On Fri, Sep 14, 2018 at 1:00 AM Andrew Warkentin <andreww591@gmail.com> wrote:
(accidentally replied privately instead of to the list; I really don't
get why "reply to list" isn't usually a thing; it should be the
default when replying to a message from a list)
On 9/13/18, John <john.r.moser@gmail.com> wrote:
>
>
> Also, there's not necessarily a performance penalty in CLR because it's
> JIT
> to native code.  The CLR isn't actually interpreting bytecode as it goes;
> rather it's compiling the program, storing that compiled program in
> memory,
> and entering the compiled native code.  The outcome is the same as
> compiling a language to a native machine language.
>

It's certainly closer to native code than a pure interpreter in
performance and may be comparable in some situations, but I was pretty
sure that the overall performance was still somewhat weaker,
especially when you're dealing with real-time code.

It's a compiler, the same as gcc.  In some situations, equivalent C# and C++ code have compared with the C# program being faster in business logic sections.
 

>
> I designed a way for the CLR to self-host:  it'd be written in C#, and
> running on itself.  This is still theoretical, of course.
>

I'd think you'd have to statically compile it to native code first.

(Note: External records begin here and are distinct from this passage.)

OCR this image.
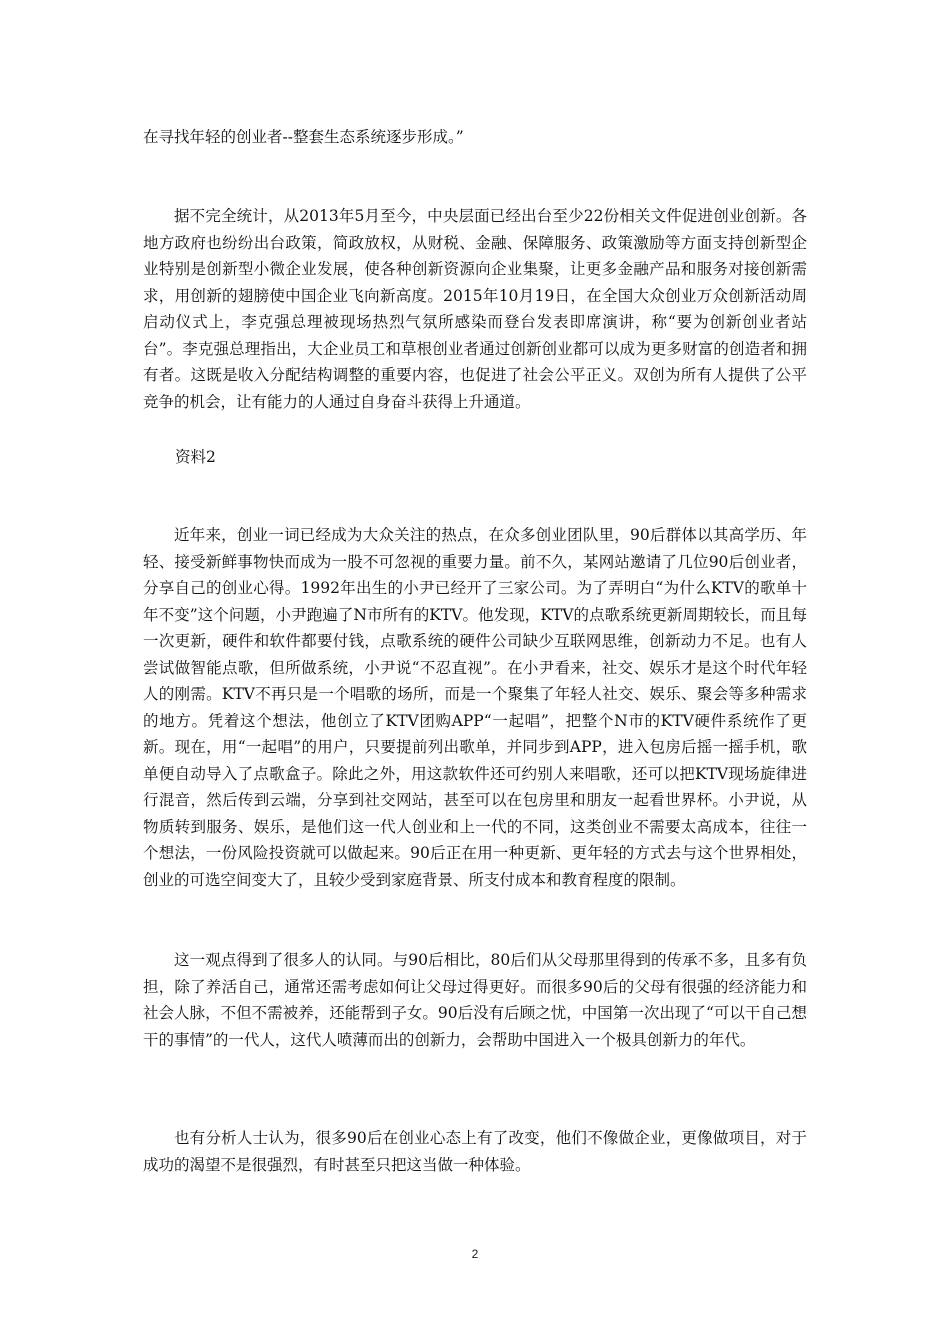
在寻找年轻的创业者--整套生态系统逐步形成。”

据不完全统计，从2013年5月至今，中央层面已经出台至少22份相关文件促进创业创新。各地方政府也纷纷出台政策，简政放权，从财税、金融、保障服务、政策激励等方面支持创新型企业特别是创新型小微企业发展，使各种创新资源向企业集聚，让更多金融产品和服务对接创新需求，用创新的翅膀使中国企业飞向新高度。2015年10月19日，在全国大众创业万众创新活动周启动仪式上，李克强总理被现场热烈气氛所感染而登台发表即席演讲，称“要为创新创业者站台”。李克强总理指出，大企业员工和草根创业者通过创新创业都可以成为更多财富的创造者和拥有者。这既是收入分配结构调整的重要内容，也促进了社会公平正义。双创为所有人提供了公平竞争的机会，让有能力的人通过自身奋斗获得上升通道。

资料2

近年来，创业一词已经成为大众关注的热点，在众多创业团队里，90后群体以其高学历、年轻、接受新鲜事物快而成为一股不可忽视的重要力量。前不久，某网站邀请了几位90后创业者，分享自己的创业心得。1992年出生的小尹已经开了三家公司。为了弄明白“为什么KTV的歌单十年不变”这个问题，小尹跑遍了N市所有的KTV。他发现，KTV的点歌系统更新周期较长，而且每一次更新，硬件和软件都要付钱，点歌系统的硬件公司缺少互联网思维，创新动力不足。也有人尝试做智能点歌，但所做系统，小尹说“不忍直视”。在小尹看来，社交、娱乐才是这个时代年轻人的刚需。KTV不再只是一个唱歌的场所，而是一个聚集了年轻人社交、娱乐、聚会等多种需求的地方。凭着这个想法，他创立了KTV团购APP“一起唱”，把整个N市的KTV硬件系统作了更新。现在，用“一起唱”的用户，只要提前列出歌单，并同步到APP，进入包房后摇一摇手机，歌单便自动导入了点歌盒子。除此之外，用这款软件还可约别人来唱歌，还可以把KTV现场旋律进行混音，然后传到云端，分享到社交网站，甚至可以在包房里和朋友一起看世界杯。小尹说，从物质转到服务、娱乐，是他们这一代人创业和上一代的不同，这类创业不需要太高成本，往往一个想法，一份风险投资就可以做起来。90后正在用一种更新、更年轻的方式去与这个世界相处，创业的可选空间变大了，且较少受到家庭背景、所支付成本和教育程度的限制。

这一观点得到了很多人的认同。与90后相比，80后们从父母那里得到的传承不多，且多有负担，除了养活自己，通常还需考虑如何让父母过得更好。而很多90后的父母有很强的经济能力和社会人脉，不但不需被养，还能帮到子女。90后没有后顾之忧，中国第一次出现了“可以干自己想干的事情”的一代人，这代人喷薄而出的创新力，会帮助中国进入一个极具创新力的年代。

也有分析人士认为，很多90后在创业心态上有了改变，他们不像做企业，更像做项目，对于成功的渴望不是很强烈，有时甚至只把这当做一种体验。

2
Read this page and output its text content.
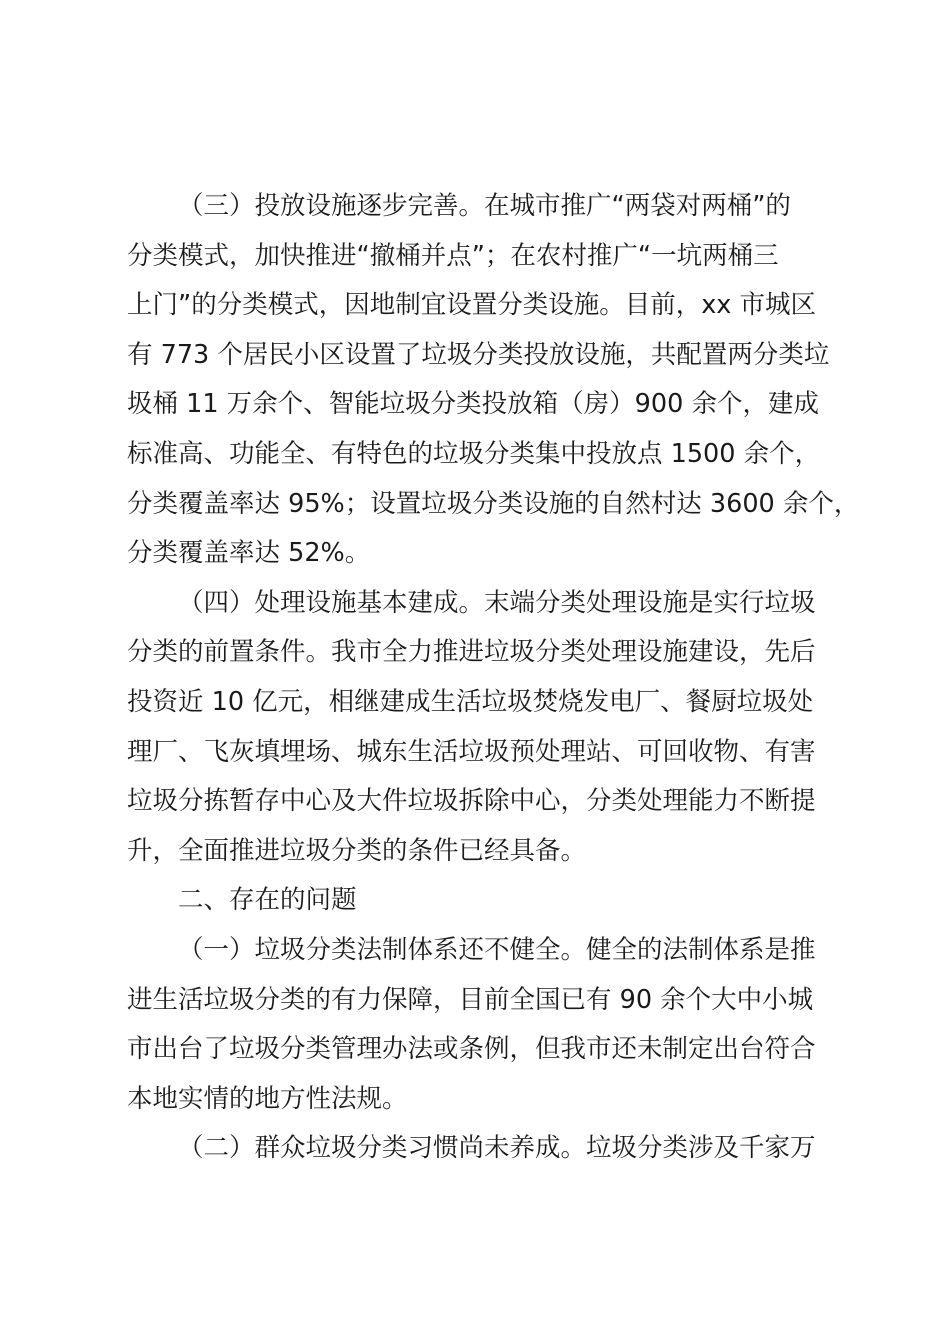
（三）投放设施逐步完善。在城市推广“两袋对两桶”的
分类模式，加快推进“撤桶并点”；在农村推广“一坑两桶三
上门”的分类模式，因地制宜设置分类设施。目前，xx 市城区
有 773 个居民小区设置了垃圾分类投放设施，共配置两分类垃
圾桶 11 万余个、智能垃圾分类投放箱（房）900 余个，建成
标准高、功能全、有特色的垃圾分类集中投放点 1500 余个，
分类覆盖率达 95%；设置垃圾分类设施的自然村达 3600 余个，
分类覆盖率达 52%。
（四）处理设施基本建成。末端分类处理设施是实行垃圾
分类的前置条件。我市全力推进垃圾分类处理设施建设，先后
投资近 10 亿元，相继建成生活垃圾焚烧发电厂、餐厨垃圾处
理厂、飞灰填埋场、城东生活垃圾预处理站、可回收物、有害
垃圾分拣暂存中心及大件垃圾拆除中心，分类处理能力不断提
升，全面推进垃圾分类的条件已经具备。
二、存在的问题
（一）垃圾分类法制体系还不健全。健全的法制体系是推
进生活垃圾分类的有力保障，目前全国已有 90 余个大中小城
市出台了垃圾分类管理办法或条例，但我市还未制定出台符合
本地实情的地方性法规。
（二）群众垃圾分类习惯尚未养成。垃圾分类涉及千家万
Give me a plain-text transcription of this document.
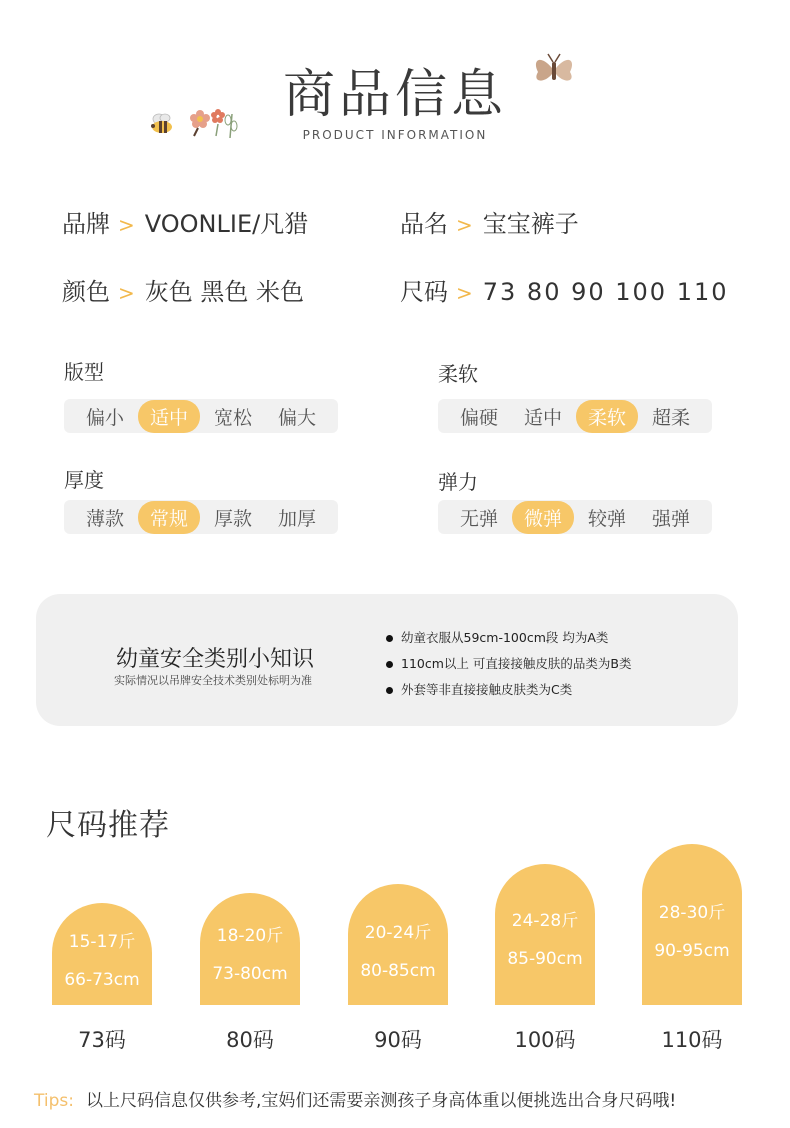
商品信息
PRODUCT INFORMATION
品牌 > VOONLIE/凡猎	品名 > 宝宝裤子
颜色 > 灰色 黑色 米色	尺码 > 73 80 90 100 110
版型
偏小	适中	宽松	偏大
柔软
偏硬	适中	柔软	超柔
厚度
薄款	常规	厚款	加厚
弹力
无弹	微弹	较弹	强弹
幼童安全类别小知识
实际情况以吊牌安全技术类别处标明为准
幼童衣服从59cm-100cm段 均为A类
110cm以上 可直接接触皮肤的品类为B类
外套等非直接接触皮肤类为C类
尺码推荐
15-17斤
66-73cm
18-20斤
73-80cm
20-24斤
80-85cm
24-28斤
85-90cm
28-30斤
90-95cm
73码	80码	90码	100码	110码
Tips: 以上尺码信息仅供参考,宝妈们还需要亲测孩子身高体重以便挑选出合身尺码哦!
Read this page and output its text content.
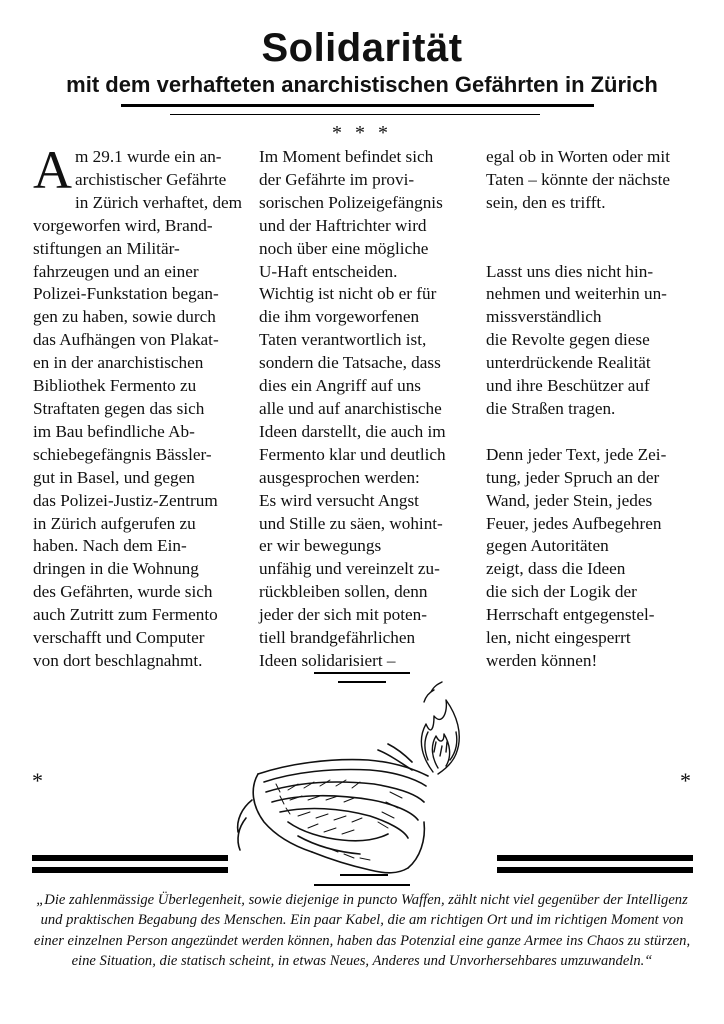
Solidarität
mit dem verhafteten anarchistischen Gefährten in Zürich
* * *
Am 29.1 wurde ein an-
archistischer Gefährte
in Zürich verhaftet, dem
vorgeworfen wird, Brand-
stiftungen an Militär-
fahrzeugen und an einer
Polizei-Funkstation began-
gen zu haben, sowie durch
das Aufhängen von Plakat-
en in der anarchistischen
Bibliothek Fermento zu
Straftaten gegen das sich
im Bau befindliche Ab-
schiebegefängnis Bässler-
gut in Basel, und gegen
das Polizei-Justiz-Zentrum
in Zürich aufgerufen zu
haben. Nach dem Ein-
dringen in die Wohnung
des Gefährten, wurde sich
auch Zutritt zum Fermento
verschafft und Computer
von dort beschlagnahmt.
Im Moment befindet sich
der Gefährte im provi-
sorischen Polizeigefängnis
und der Haftrichter wird
noch über eine mögliche
U-Haft entscheiden.
Wichtig ist nicht ob er für
die ihm vorgeworfenen
Taten verantwortlich ist,
sondern die Tatsache, dass
dies ein Angriff auf uns
alle und auf anarchistische
Ideen darstellt, die auch im
Fermento klar und deutlich
ausgesprochen werden:
Es wird versucht Angst
und Stille zu säen, wohint-
er wir bewegungs
unfähig und vereinzelt zu-
rückbleiben sollen, denn
jeder der sich mit poten-
tiell brandgefährlichen
Ideen solidarisiert –
egal ob in Worten oder mit
Taten – könnte der nächste
sein, den es trifft.

Lasst uns dies nicht hin-
nehmen und weiterhin un-
missverständlich
die Revolte gegen diese
unterdrückende Realität
und ihre Beschützer auf
die Straßen tragen.

Denn jeder Text, jede Zei-
tung, jeder Spruch an der
Wand, jeder Stein, jedes
Feuer, jedes Aufbegehren
gegen Autoritäten
zeigt, dass die Ideen
die sich der Logik der
Herrschaft entgegenstel-
len, nicht eingesperrt
werden können!
*	*
„Die zahlenmässige Überlegenheit, sowie diejenige in puncto Waffen, zählt nicht viel gegenüber der Intelligenz und praktischen Begabung des Menschen. Ein paar Kabel, die am richtigen Ort und im richtigen Moment von einer einzelnen Person angezündet werden können, haben das Potenzial eine ganze Armee ins Chaos zu stürzen, eine Situation, die statisch scheint, in etwas Neues, Anderes und Unvorhersehbares umzuwandeln.“
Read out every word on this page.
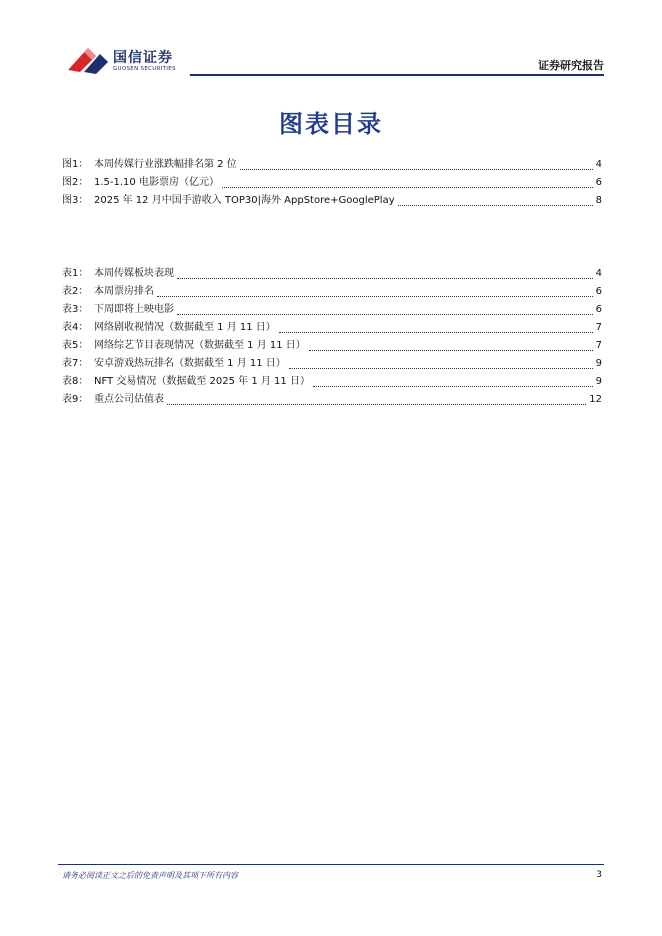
国信证券
GUOSEN SECURITIES	证券研究报告
图表目录
图1： 本周传媒行业涨跌幅排名第 2 位	4
图2： 1.5-1.10 电影票房（亿元）	6
图3： 2025 年 12 月中国手游收入 TOP30|海外 AppStore+GooglePlay	8
表1： 本周传媒板块表现	4
表2： 本周票房排名	6
表3： 下周即将上映电影	6
表4： 网络剧收视情况（数据截至 1 月 11 日）	7
表5： 网络综艺节目表现情况（数据截至 1 月 11 日）	7
表7： 安卓游戏热玩排名（数据截至 1 月 11 日）	9
表8： NFT 交易情况（数据截至 2025 年 1 月 11 日）	9
表9： 重点公司估值表	12
请务必阅读正文之后的免责声明及其项下所有内容	3
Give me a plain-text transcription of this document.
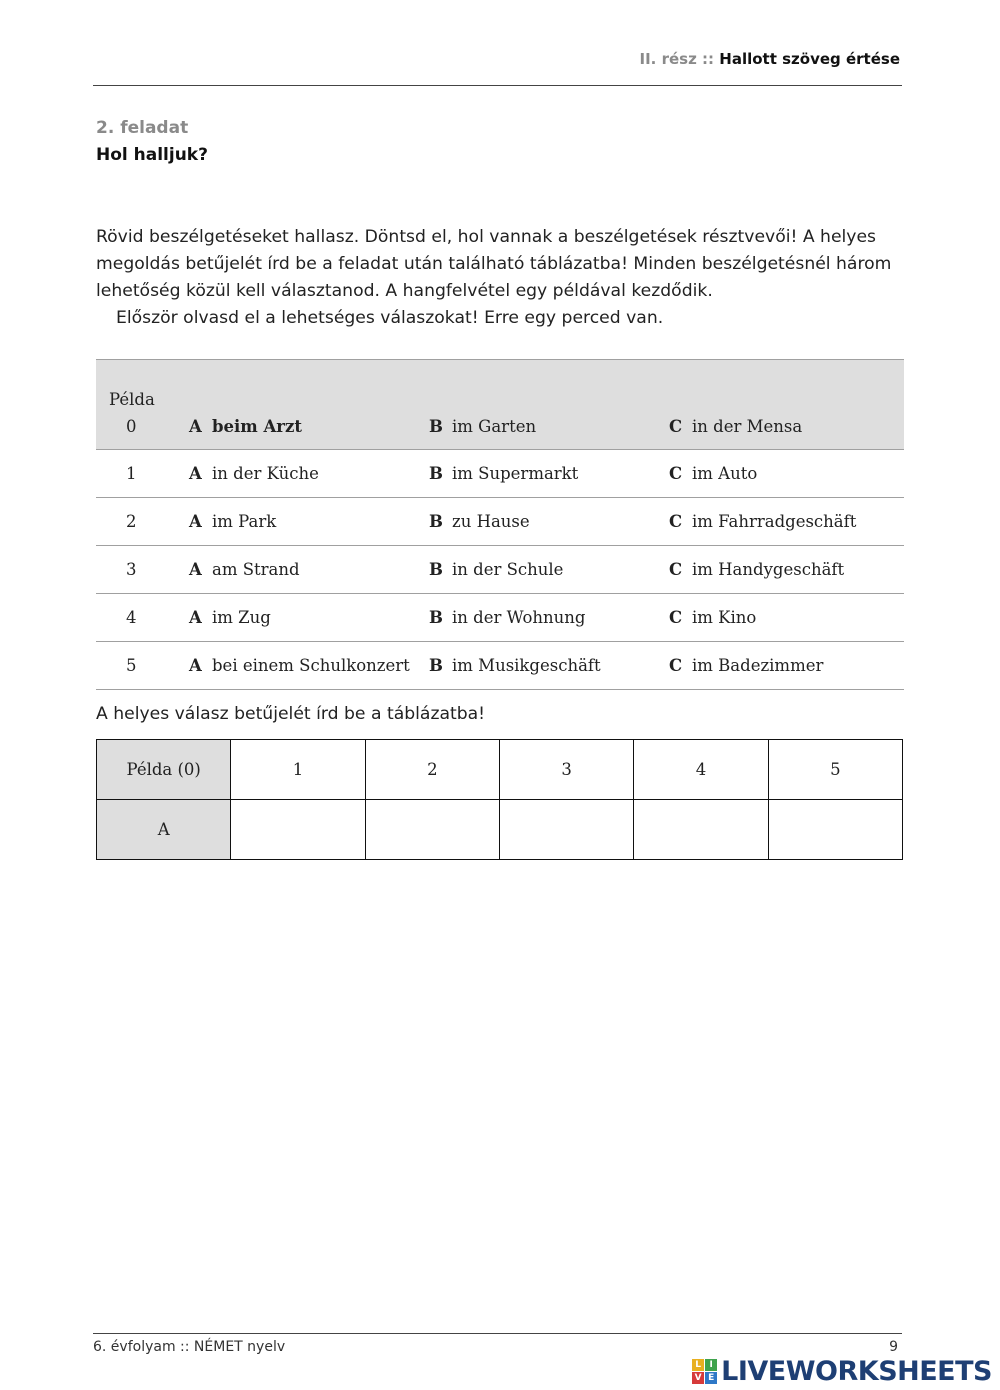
II. rész :: Hallott szöveg értése
2. feladat
Hol halljuk?

Rövid beszélgetéseket hallasz. Döntsd el, hol vannak a beszélgetések résztvevői! A helyes megoldás betűjelét írd be a feladat után található táblázatba! Minden beszélgetésnél három lehetőség közül kell választanod. A hangfelvétel egy példával kezdődik.

Először olvasd el a lehetséges válaszokat! Erre egy perced van.

Példa
0	A beim Arzt	B im Garten	C in der Mensa
1	A in der Küche	B im Supermarkt	C im Auto
2	A im Park	B zu Hause	C im Fahrradgeschäft
3	A am Strand	B in der Schule	C im Handygeschäft
4	A im Zug	B in der Wohnung	C im Kino
5	A bei einem Schulkonzert	B im Musikgeschäft	C im Badezimmer
A helyes válasz betűjelét írd be a táblázatba!
Példa (0)	1	2	3	4	5
A					
6. évfolyam :: NÉMET nyelv	9
L I
V E LIVEWORKSHEETS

You'd have to perform the translation ahead of time and then store the CIL, native, and instrumentation data in an image.  When you load the image, it's the same as if a CLR had loaded the original CIL and gotten it JIT'd; except the CLR is the JIT result, and the CIL is the CLR.  Runs on itself.
 
To me, language-based OSes have always seemed interesting but a bit
impractical and limiting. A language-based OS would face more of a
challenge when it comes to success in the real world than a
conventional OS would (that's one reason why I'm writing an advanced
Unix-like OS, since that is what is most likely to be used in the real
world).

The plan is to run a Linux userspace by providing the Linux-specific ABI.